The wheels finally came off in the Crowsnest Pass.
Wind was also an issue today. It was strong and consistent with a Westerly bent. Which was fine, I spent a good deal of time, fighting it as a head wind. Which isn’t too bad for steering but sure does shoot your gas economy to shit. But the Pass was something else entirely. The wind just came at you from the angle it could do the most damage and it came like a freight train. I’m pretty good at riding loose in the wind so steering inputs are kept to a minimum but this is the first time I’ve had a bike just picked up and moved with me on it. Not too bad except it kept trying to move me into traffic.

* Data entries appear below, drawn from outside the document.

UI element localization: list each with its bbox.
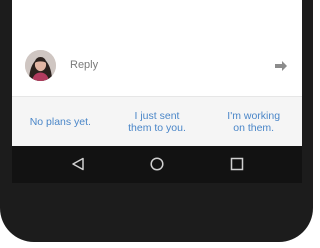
suggestion-reply-1[interactable]: No plans yet. [12,97,109,146]
smart-reply-suggestions: No plans yet. I just sent them to you. I… [12,96,302,146]
notification-content: Reply [12,0,302,96]
back-icon[interactable] [70,156,86,172]
arrow-right-icon[interactable] [274,59,288,73]
reply-label: Reply [70,59,99,71]
suggestion-reply-2[interactable]: I just sent them to you. [109,97,206,146]
screen: Reply No plans yet. I just sent them to … [12,0,302,183]
recents-icon[interactable] [229,156,245,172]
home-icon[interactable] [149,156,165,172]
profile-photo [25,50,56,81]
reply-bar[interactable]: Reply [12,44,302,88]
phone: Reply No plans yet. I just sent them to … [0,0,313,248]
avatar [25,50,56,81]
suggestion-reply-3[interactable]: I'm working on them. [205,97,302,146]
navigation-bar [12,146,302,183]
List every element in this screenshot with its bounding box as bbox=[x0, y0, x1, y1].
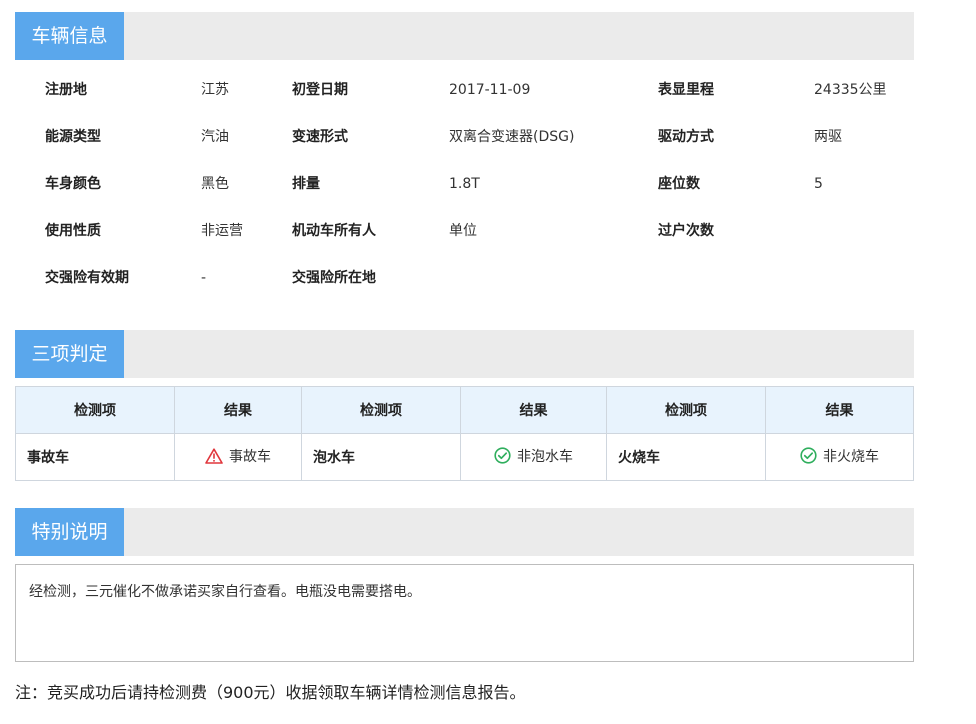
field-value-color: 黑色 bbox=[201, 176, 229, 192]
special-note-box: 经检测，三元催化不做承诺买家自行查看。电瓶没电需要搭电。 bbox=[15, 564, 914, 662]
judgment-table-header-row: 检测项 结果 检测项 结果 检测项 结果 bbox=[15, 386, 914, 434]
col-header-result: 结果 bbox=[174, 386, 302, 434]
field-value-insurance-valid: - bbox=[201, 270, 207, 286]
result-text: 非火烧车 bbox=[823, 448, 879, 465]
field-value-seats: 5 bbox=[814, 176, 823, 192]
field-label-transfers: 过户次数 bbox=[658, 223, 714, 239]
field-label-seats: 座位数 bbox=[658, 176, 700, 192]
three-judgments-title: 三项判定 bbox=[15, 330, 124, 378]
field-label-color: 车身颜色 bbox=[45, 176, 101, 192]
field-value-registration: 江苏 bbox=[201, 82, 229, 98]
field-label-first-date: 初登日期 bbox=[292, 82, 348, 98]
field-label-mileage: 表显里程 bbox=[658, 82, 714, 98]
special-notes-header: 特别说明 bbox=[15, 508, 914, 556]
field-label-owner: 机动车所有人 bbox=[292, 223, 376, 239]
field-label-drive: 驱动方式 bbox=[658, 129, 714, 145]
table-row: 事故车 事故车 泡水车 非泡水车 火烧车 非火烧车 bbox=[15, 433, 914, 481]
col-header-item: 检测项 bbox=[301, 386, 461, 434]
judgment-item-flood: 泡水车 bbox=[301, 433, 461, 481]
vehicle-info-grid: 注册地 江苏 初登日期 2017-11-09 表显里程 24335公里 能源类型… bbox=[0, 66, 976, 316]
judgment-result-fire: 非火烧车 bbox=[765, 433, 914, 481]
three-judgments-header: 三项判定 bbox=[15, 330, 914, 378]
check-circle-icon bbox=[494, 447, 511, 464]
special-notes-title: 特别说明 bbox=[15, 508, 124, 556]
special-note-text: 经检测，三元催化不做承诺买家自行查看。电瓶没电需要搭电。 bbox=[29, 584, 421, 600]
field-value-energy: 汽油 bbox=[201, 129, 229, 145]
field-value-usage: 非运营 bbox=[201, 223, 243, 239]
result-text: 非泡水车 bbox=[517, 448, 573, 465]
field-label-displacement: 排量 bbox=[292, 176, 320, 192]
footnote-text: 注：竞买成功后请持检测费（900元）收据领取车辆详情检测信息报告。 bbox=[15, 683, 526, 702]
field-label-registration: 注册地 bbox=[45, 82, 87, 98]
field-value-drive: 两驱 bbox=[814, 129, 842, 145]
field-value-mileage: 24335公里 bbox=[814, 82, 887, 98]
col-header-result: 结果 bbox=[765, 386, 914, 434]
vehicle-info-title: 车辆信息 bbox=[15, 12, 124, 60]
judgment-item-fire: 火烧车 bbox=[606, 433, 766, 481]
field-label-insurance-location: 交强险所在地 bbox=[292, 270, 376, 286]
judgment-table: 检测项 结果 检测项 结果 检测项 结果 事故车 事故车 泡水车 非泡水车 火烧… bbox=[15, 386, 914, 481]
field-label-insurance-valid: 交强险有效期 bbox=[45, 270, 129, 286]
judgment-item-accident: 事故车 bbox=[15, 433, 175, 481]
col-header-item: 检测项 bbox=[606, 386, 766, 434]
col-header-result: 结果 bbox=[460, 386, 607, 434]
field-value-transmission: 双离合变速器(DSG) bbox=[449, 129, 575, 145]
field-label-energy: 能源类型 bbox=[45, 129, 101, 145]
field-value-first-date: 2017-11-09 bbox=[449, 82, 531, 98]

At one point I went by a guy on a big yellow Goldwing went by me coming the other way. I think we looked equally terrified to each other. Then the rain really kicked in and my world dissolved into large moving grey shapes on the road broken only by the shifting hurricane force gusts slamming through the pass. The temperature plummeted and I had to switch on the grip heaters and the ride became a test of endurance. I was half way to Creston before the rain and wind broke and the Sun came out again. Though by this time I was thoroughly chilled to the bone and pre hypothermic. Not to mention I’d burned up all of my Adrenaline coming through the pass. I knew I was in trouble because I couldn’t reconcile the difference between 130 Km and 130 Meters on the GPS. Creston came as a bit of a surprise, because time had stopped having much sense to me and I’d passed over the mountain to pacific timeline, which made things even more confusing for my already addled state. It was a good thing I’d programmed in an actual hotel to my GPS as I’d have had a hard time figuring out where to stay.
After a quick meal of soup with a side of fries, I headed back to the room. Too tired for a shower (which might have made a difference) I passed out on the bed and didn’t wake up until five am the next day.
It was one of the best and worst day’s riding ever.